Frequently Asked Questions

KDD Cup 2001: Molecular bioactivity; plus protein locale prediction

This page lists questions that were asked together with answers. Only questions of general interest appear here, without duplication; numerous other questions are omitted, as well as numerous other phrasings of questions that already appear here.

I would like to ask whether one can focus on the analysis of just one of the two dataset in order to participate to the KDD Cup.

Certainly. You may submit predictions for one, two, or all three tasks. Three winners will be identified, one for each of the three tasks: (1) prediction of active compounds for Dataset 1, (2) prediction of function for Dataset 2, (3) prediction of localization for Dataset 2.

Regarding Dataset 2, if the test data will contain the table similar to Interactions_relation will it contain data on interactions (test gene A - test gene B) in addition to interactions (test gene - learning gene) or the latter kind of interactions only?

The test data will contain interactions of both types, test genes with training genes and test genes with other test genes.

Regarding Dataset 1, can we expect that the ratio of the number of active compounds to the number of inactive compunds in the final test set to be roughly same as the ratio in the given training set?
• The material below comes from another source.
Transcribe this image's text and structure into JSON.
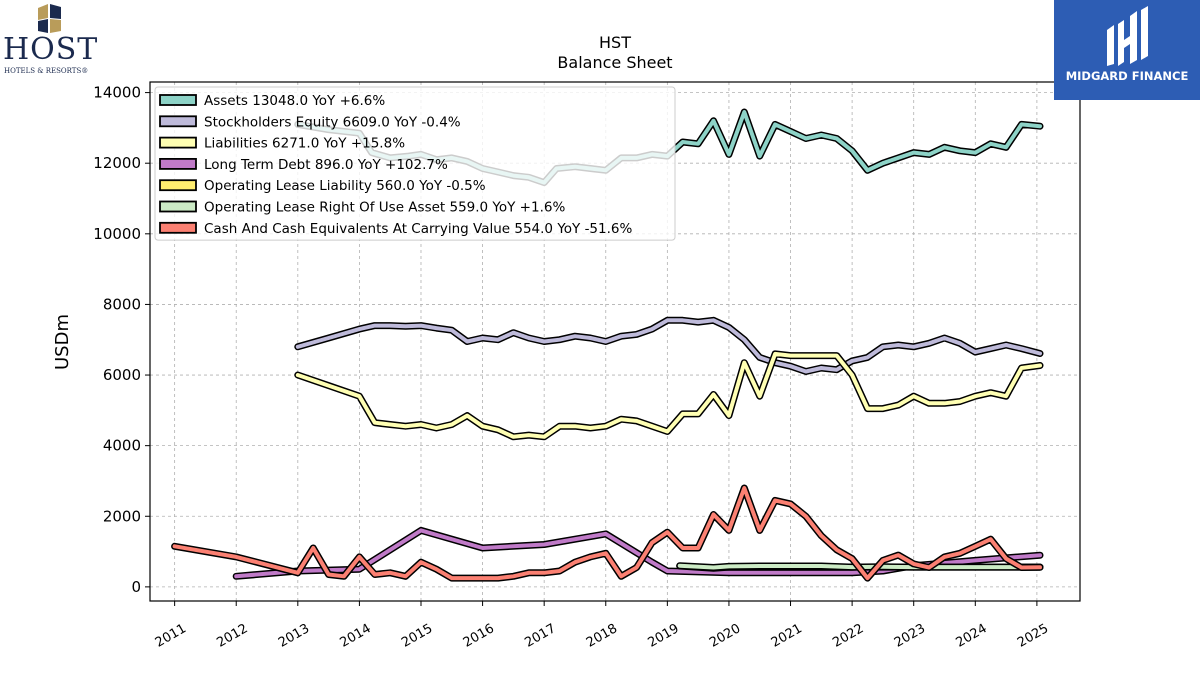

No, and to keep this similar to the real-world scenario, we don't want to say what the ratio is. But being generous people grin, we will give away 2 items of information. (1) The compounds in the test set were made after chemists saw the activity results for the training set, so as you might expect the test set has a higher fraction of actives than did the training set. (2) Nevertheless, the test set still has more inactives than actives. We realize our method of testing makes the task tougher than it would be with the standard assumption that test data are drawn according to the same distribution as the training data. But this is a common scenario for those working in the pharmaceutical industry.

How will the entries be judged? Accuracy, speed of computation, conciseness of rule?
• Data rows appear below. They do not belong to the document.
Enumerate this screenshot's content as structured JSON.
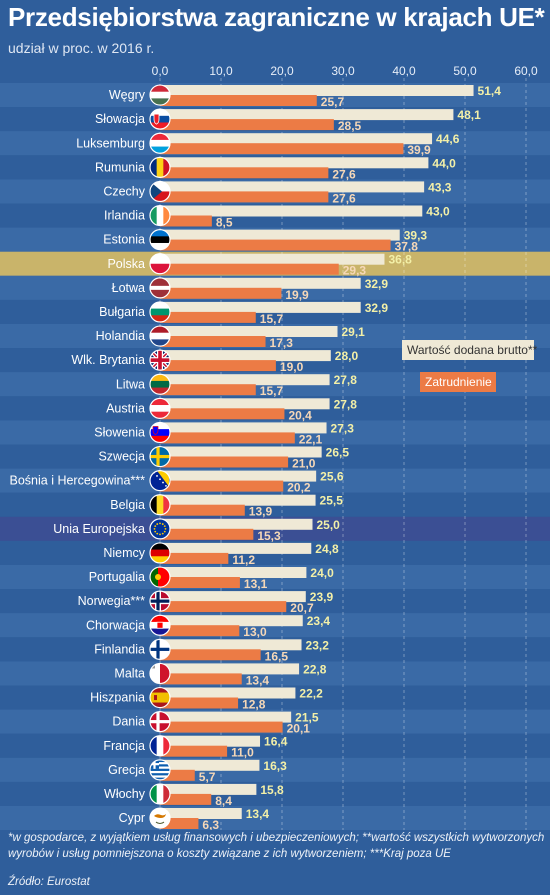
{
  "title": "Przedsiębiorstwa zagraniczne w krajach UE*",
  "subtitle": "udział w proc. w 2016 r.",
  "footnote": "*w gospodarce, z wyjątkiem usług finansowych i ubezpieczeniowych;  **wartość wszystkich wytworzonych wyrobów i usług pomniejszona o koszty związane z ich wytworzeniem;  ***Kraj poza UE",
  "source": "Źródło: Eurostat",
  "colors": {
    "background": "#2f5e9b",
    "row_alt": "#3a6aa6",
    "highlight_polska": "#c9b46a",
    "highlight_eu": "#3b4f94",
    "bar_value_added": "#efe9d6",
    "bar_employment": "#ec7b45",
    "label_value_added": "#f3f0a8",
    "label_employment": "#f6d8b8"
  },
  "chart_data": {
    "type": "bar",
    "orientation": "horizontal",
    "xlim": [
      0,
      60
    ],
    "tick_labels": [
      "0,0",
      "10,0",
      "20,0",
      "30,0",
      "40,0",
      "50,0",
      "60,0"
    ],
    "highlighted": [
      "Polska",
      "Unia Europejska"
    ],
    "categories": [
      "Węgry",
      "Słowacja",
      "Luksemburg",
      "Rumunia",
      "Czechy",
      "Irlandia",
      "Estonia",
      "Polska",
      "Łotwa",
      "Bułgaria",
      "Holandia",
      "Wlk. Brytania",
      "Litwa",
      "Austria",
      "Słowenia",
      "Szwecja",
      "Bośnia i Hercegowina***",
      "Belgia",
      "Unia Europejska",
      "Niemcy",
      "Portugalia",
      "Norwegia***",
      "Chorwacja",
      "Finlandia",
      "Malta",
      "Hiszpania",
      "Dania",
      "Francja",
      "Grecja",
      "Włochy",
      "Cypr"
    ],
    "flag_icons": [
      "flag-hungary-icon",
      "flag-slovakia-icon",
      "flag-luxembourg-icon",
      "flag-romania-icon",
      "flag-czechia-icon",
      "flag-ireland-icon",
      "flag-estonia-icon",
      "flag-poland-icon",
      "flag-latvia-icon",
      "flag-bulgaria-icon",
      "flag-netherlands-icon",
      "flag-uk-icon",
      "flag-lithuania-icon",
      "flag-austria-icon",
      "flag-slovenia-icon",
      "flag-sweden-icon",
      "flag-bosnia-icon",
      "flag-belgium-icon",
      "flag-eu-icon",
      "flag-germany-icon",
      "flag-portugal-icon",
      "flag-norway-icon",
      "flag-croatia-icon",
      "flag-finland-icon",
      "flag-malta-icon",
      "flag-spain-icon",
      "flag-denmark-icon",
      "flag-france-icon",
      "flag-greece-icon",
      "flag-italy-icon",
      "flag-cyprus-icon"
    ],
    "series": [
      {
        "name": "Wartość dodana brutto**",
        "values": [
          51.4,
          48.1,
          44.6,
          44.0,
          43.3,
          43.0,
          39.3,
          36.8,
          32.9,
          32.9,
          29.1,
          28.0,
          27.8,
          27.8,
          27.3,
          26.5,
          25.6,
          25.5,
          25.0,
          24.8,
          24.0,
          23.9,
          23.4,
          23.2,
          22.8,
          22.2,
          21.5,
          16.4,
          16.3,
          15.8,
          13.4
        ],
        "labels": [
          "51,4",
          "48,1",
          "44,6",
          "44,0",
          "43,3",
          "43,0",
          "39,3",
          "36,8",
          "32,9",
          "32,9",
          "29,1",
          "28,0",
          "27,8",
          "27,8",
          "27,3",
          "26,5",
          "25,6",
          "25,5",
          "25,0",
          "24,8",
          "24,0",
          "23,9",
          "23,4",
          "23,2",
          "22,8",
          "22,2",
          "21,5",
          "16,4",
          "16,3",
          "15,8",
          "13,4"
        ]
      },
      {
        "name": "Zatrudnienie",
        "values": [
          25.7,
          28.5,
          39.9,
          27.6,
          27.6,
          8.5,
          37.8,
          29.3,
          19.9,
          15.7,
          17.3,
          19.0,
          15.7,
          20.4,
          22.1,
          21.0,
          20.2,
          13.9,
          15.3,
          11.2,
          13.1,
          20.7,
          13.0,
          16.5,
          13.4,
          12.8,
          20.1,
          11.0,
          5.7,
          8.4,
          6.3
        ],
        "labels": [
          "25,7",
          "28,5",
          "39,9",
          "27,6",
          "27,6",
          "8,5",
          "37,8",
          "29,3",
          "19,9",
          "15,7",
          "17,3",
          "19,0",
          "15,7",
          "20,4",
          "22,1",
          "21,0",
          "20,2",
          "13,9",
          "15,3",
          "11,2",
          "13,1",
          "20,7",
          "13,0",
          "16,5",
          "13,4",
          "12,8",
          "20,1",
          "11,0",
          "5,7",
          "8,4",
          "6,3"
        ]
      }
    ]
  }
}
Entirely by test set accuracy, or 1 - error. But please note that for Dataset 1, error will be the sum of error on actual actives and error on actual inactives. Thus, for example, if there are 10 actives and 100 inactives in the test set, then each active will effectively count 10 times as much as each inactive.
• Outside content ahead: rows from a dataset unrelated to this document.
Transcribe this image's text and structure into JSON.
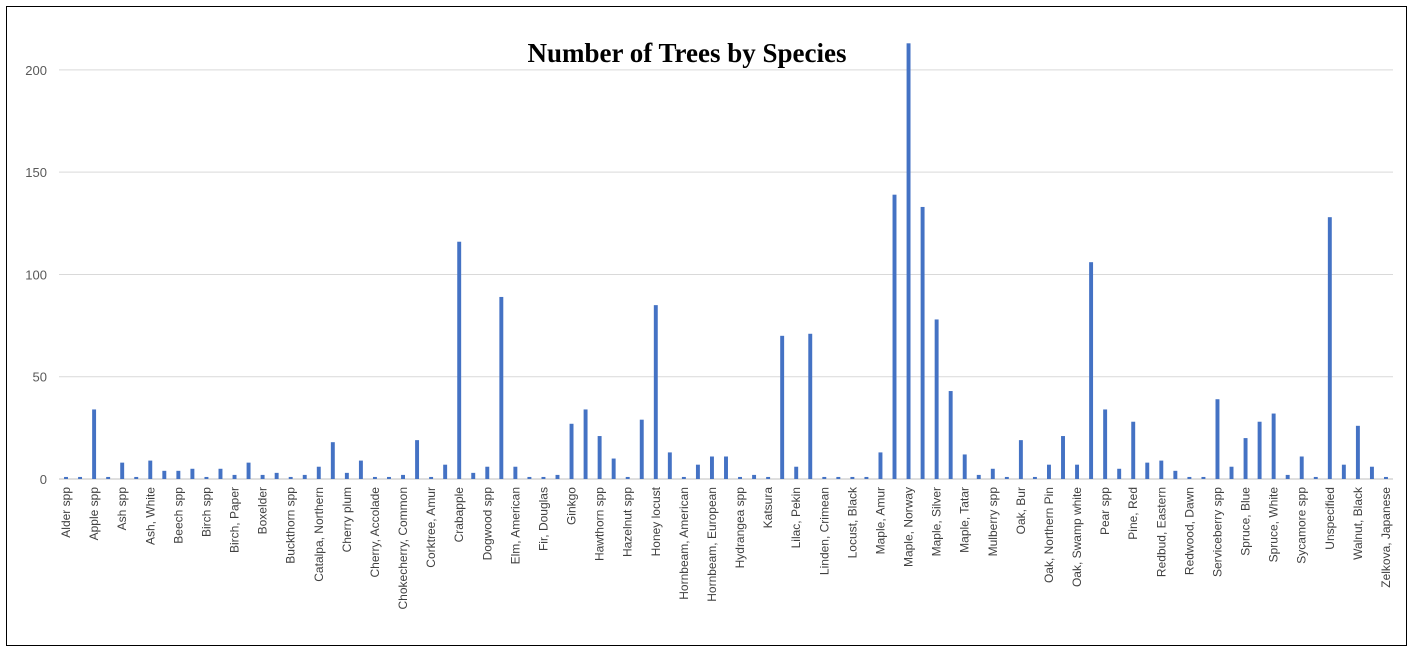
{
  "chart_data": {
    "type": "bar",
    "title": "Number of Trees by Species",
    "xlabel": "",
    "ylabel": "",
    "ylim": [
      0,
      220
    ],
    "yticks": [
      0,
      50,
      100,
      150,
      200
    ],
    "grid": true,
    "legend": "none",
    "bar_color": "#4472C4",
    "categories": [
      "Alder spp",
      "",
      "Apple spp",
      "",
      "Ash spp",
      "",
      "Ash, White",
      "",
      "Beech spp",
      "",
      "Birch spp",
      "",
      "Birch, Paper",
      "",
      "Boxelder",
      "",
      "Buckthorn spp",
      "",
      "Catalpa, Northern",
      "",
      "Cherry plum",
      "",
      "Cherry, Accolade",
      "",
      "Chokecherry, Common",
      "",
      "Corktree, Amur",
      "",
      "Crabapple",
      "",
      "Dogwood spp",
      "",
      "Elm, American",
      "",
      "Fir, Douglas",
      "",
      "Ginkgo",
      "",
      "Hawthorn spp",
      "",
      "Hazelnut spp",
      "",
      "Honey locust",
      "",
      "Hornbeam, American",
      "",
      "Hornbeam, European",
      "",
      "Hydrangea spp",
      "",
      "Katsura",
      "",
      "Lilac, Pekin",
      "",
      "Linden, Crimean",
      "",
      "Locust, Black",
      "",
      "Maple, Amur",
      "",
      "Maple, Norway",
      "",
      "Maple, Silver",
      "",
      "Maple, Tatar",
      "",
      "Mulberry spp",
      "",
      "Oak, Bur",
      "",
      "Oak, Northern Pin",
      "",
      "Oak, Swamp white",
      "",
      "Pear spp",
      "",
      "Pine, Red",
      "",
      "Redbud, Eastern",
      "",
      "Redwood, Dawn",
      "",
      "Serviceberry spp",
      "",
      "Spruce, Blue",
      "",
      "Spruce, White",
      "",
      "Sycamore spp",
      "",
      "Unspecified",
      "",
      "Walnut, Black",
      "",
      "Zelkova, Japanese"
    ],
    "values": [
      1,
      1,
      34,
      1,
      8,
      1,
      9,
      4,
      4,
      5,
      1,
      5,
      2,
      8,
      2,
      3,
      1,
      2,
      6,
      18,
      3,
      9,
      1,
      1,
      2,
      19,
      1,
      7,
      116,
      3,
      6,
      89,
      6,
      1,
      1,
      2,
      27,
      34,
      21,
      10,
      1,
      29,
      85,
      13,
      1,
      7,
      11,
      11,
      1,
      2,
      1,
      70,
      6,
      71,
      1,
      1,
      1,
      1,
      13,
      139,
      213,
      133,
      78,
      43,
      12,
      2,
      5,
      1,
      19,
      1,
      7,
      21,
      7,
      106,
      34,
      5,
      28,
      8,
      9,
      4,
      1,
      1,
      39,
      6,
      20,
      28,
      32,
      2,
      11,
      1,
      128,
      7,
      26,
      6,
      1
    ]
  }
}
How do we submit our entries? Do we ftp our algorithm to you or just simply the test results? What are the constraints? Processing window? Hardware?

You will send us simply the test results in a text file. We will specify the format of this file when we provide the test data. You may arrive at your predictions for the test data in any way you like (we impose no constraints).

What is an essential gene and what is a complex?

An essential gene is one without which the organism dies. Some proteins are complexes of several peptides (each encoded by a single gene). So if several genes have the same complex, it means they code for different parts of the same protein. Your data mining system should get good use of these fields without your having to give the fields any kind of special treatment based on domain knowledge. You may just treat them as nominal (discrete-valued) fields with the possible values listed in the Genes_relation.names file. The same is true for phenotype, class, motif, etc.

For Dataset 2, what is the meaning of the Corr (real-valued) field for two interacting genes.

This is the correlation between gene expression patterns for the two genes. A correlation far from 0 implies that these genes are likely to influence one another strongly.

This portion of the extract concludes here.